TAUNTON, Mass. – A young woman charged with using text messages to encourage her boyfriend to kill himself when they were teenagers sent a text to a friend from high school about two months after the death, saying, “It’s my fault,” according to testimony at her trial on Wednesday.
Michelle Carter, then 17, cajoled Conrad Roy III, 18, to kill himself in July 2014 with a series of texts and phone calls, prosecutors allege. Roy died when his pickup truck filled with carbon monoxide in a store parking lot in Fairhaven.
“It’s my fault,” Carter texted to her school friend Samantha Boardman. “I could have stopped him but I told him to get back in the car.”
READ MORE: Massachusetts woman stands trial over texting boyfriend to kill himself
Boardman was among several of Carter’s friends and acquaintances who took the witness stand on the second day of the involuntary manslaughter trial in Taunton juvenile court.
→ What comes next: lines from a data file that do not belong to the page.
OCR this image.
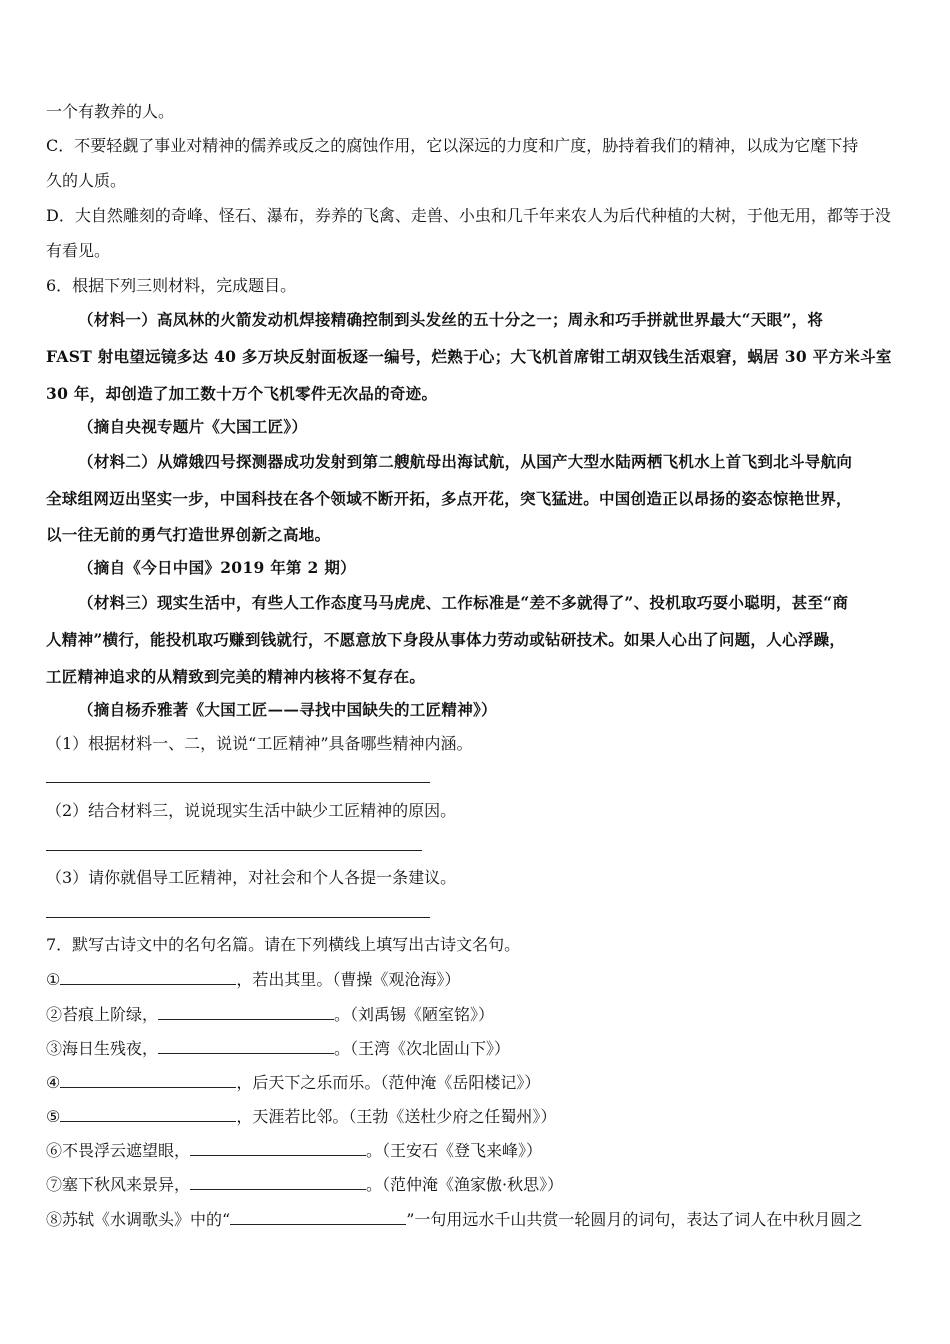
一个有教养的人。
C．不要轻觑了事业对精神的儒养或反之的腐蚀作用，它以深远的力度和广度，胁持着我们的精神，以成为它麾下持
久的人质。
D．大自然雕刻的奇峰、怪石、瀑布，券养的飞禽、走兽、小虫和几千年来农人为后代种植的大树，于他无用，都等于没
有看见。
6．根据下列三则材料，完成题目。
（材料一）高凤林的火箭发动机焊接精确控制到头发丝的五十分之一；周永和巧手拼就世界最大“天眼”，将
FAST 射电望远镜多达 40 多万块反射面板逐一编号，烂熟于心；大飞机首席钳工胡双钱生活艰窘，蜗居 30 平方米斗室
30 年，却创造了加工数十万个飞机零件无次品的奇迹。
（摘自央视专题片《大国工匠》）
（材料二）从嫦娥四号探测器成功发射到第二艘航母出海试航，从国产大型水陆两栖飞机水上首飞到北斗导航向
全球组网迈出坚实一步，中国科技在各个领域不断开拓，多点开花，突飞猛进。中国创造正以昂扬的姿态惊艳世界，
以一往无前的勇气打造世界创新之高地。
（摘自《今日中国》2019 年第 2 期）
（材料三）现实生活中，有些人工作态度马马虎虎、工作标准是“差不多就得了”、投机取巧耍小聪明，甚至“商
人精神”横行，能投机取巧赚到钱就行，不愿意放下身段从事体力劳动或钻研技术。如果人心出了问题，人心浮躁，
工匠精神追求的从精致到完美的精神内核将不复存在。
（摘自杨乔雅著《大国工匠——寻找中国缺失的工匠精神》）
（1）根据材料一、二，说说“工匠精神”具备哪些精神内涵。
（2）结合材料三，说说现实生活中缺少工匠精神的原因。
（3）请你就倡导工匠精神，对社会和个人各提一条建议。
7．默写古诗文中的名句名篇。请在下列横线上填写出古诗文名句。
①	，若出其里。（曹操《观沧海》）
②苔痕上阶绿，	。（刘禹锡《陋室铭》）
③海日生残夜，	。（王湾《次北固山下》）
④	，后天下之乐而乐。（范仲淹《岳阳楼记》）
⑤	，天涯若比邻。（王勃《送杜少府之任蜀州》）
⑥不畏浮云遮望眼，	。（王安石《登飞来峰》）
⑦塞下秋风来景异，	。（范仲淹《渔家傲·秋思》）
⑧苏轼《水调歌头》中的“	”一句用远水千山共赏一轮圆月的词句，表达了词人在中秋月圆之
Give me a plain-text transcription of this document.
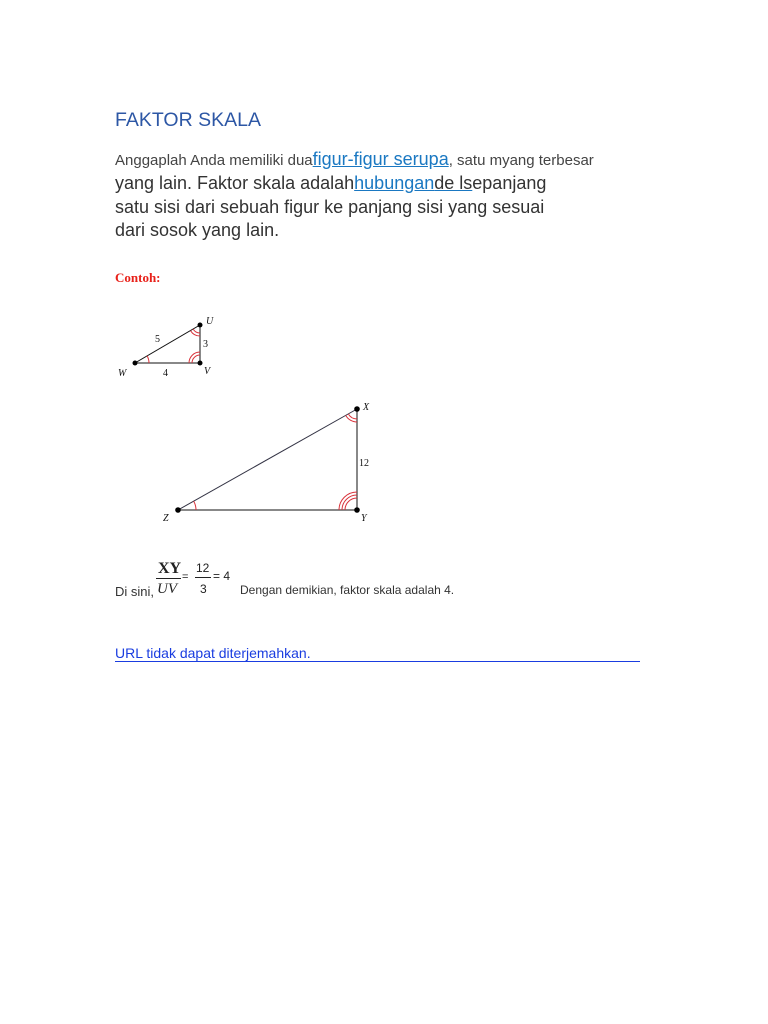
FAKTOR SKALA
Anggaplah Anda memiliki duafigur-figur serupa, satu myang terbesar
yang lain. Faktor skala adalahhubungande lsepanjang
satu sisi dari sebuah figur ke panjang sisi yang sesuai
dari sosok yang lain.
Contoh:
5	3
4
U
V
W
12
X
Y
Z
Di sini,
XY
UV
=
12
3
= 4
Dengan demikian, faktor skala adalah 4.
URL tidak dapat diterjemahkan.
Carter’s lawyer disputes a crime occurred. Attorney Joseph Cataldo said Roy was depressed, had attempted suicide before, researched suicide methods online and was completely responsible for his own death. He said Carter’s text messages are protected free speech.
WATCH: Massachusetts woman stands trial over texting boyfriend to kill himself
Carter, now 20, also told Boardman that she feared getting in trouble after she found out that police had Roy’s phone.
“I’m done,” Carter wrote in one text displayed in the court room.
“His family will hate me and I can go to jail.”
Two other friends say Carter texted them saying she was on the phone with Roy as he died.
“I was talking on the phone with him when he killed himself … I heard him die,” Carter texted to Olivia Mosolgo days after Roy’s death, Mosolgo testified.
Carter also expressed remorse in a message to a friend: “I’m the only one he told things too. I should have gotten him more help,” she wrote.
The police detective who conducted the criminal investigation also testified. Fairhaven Detective Scott Gordon said he found Roy’s phone and discovered the text conversation between Roy and Carter.
The case is being tried without a jury, and a judge will deliver the verdict. The judge visited the site where Roy’s truck was found on Wednesday afternoon.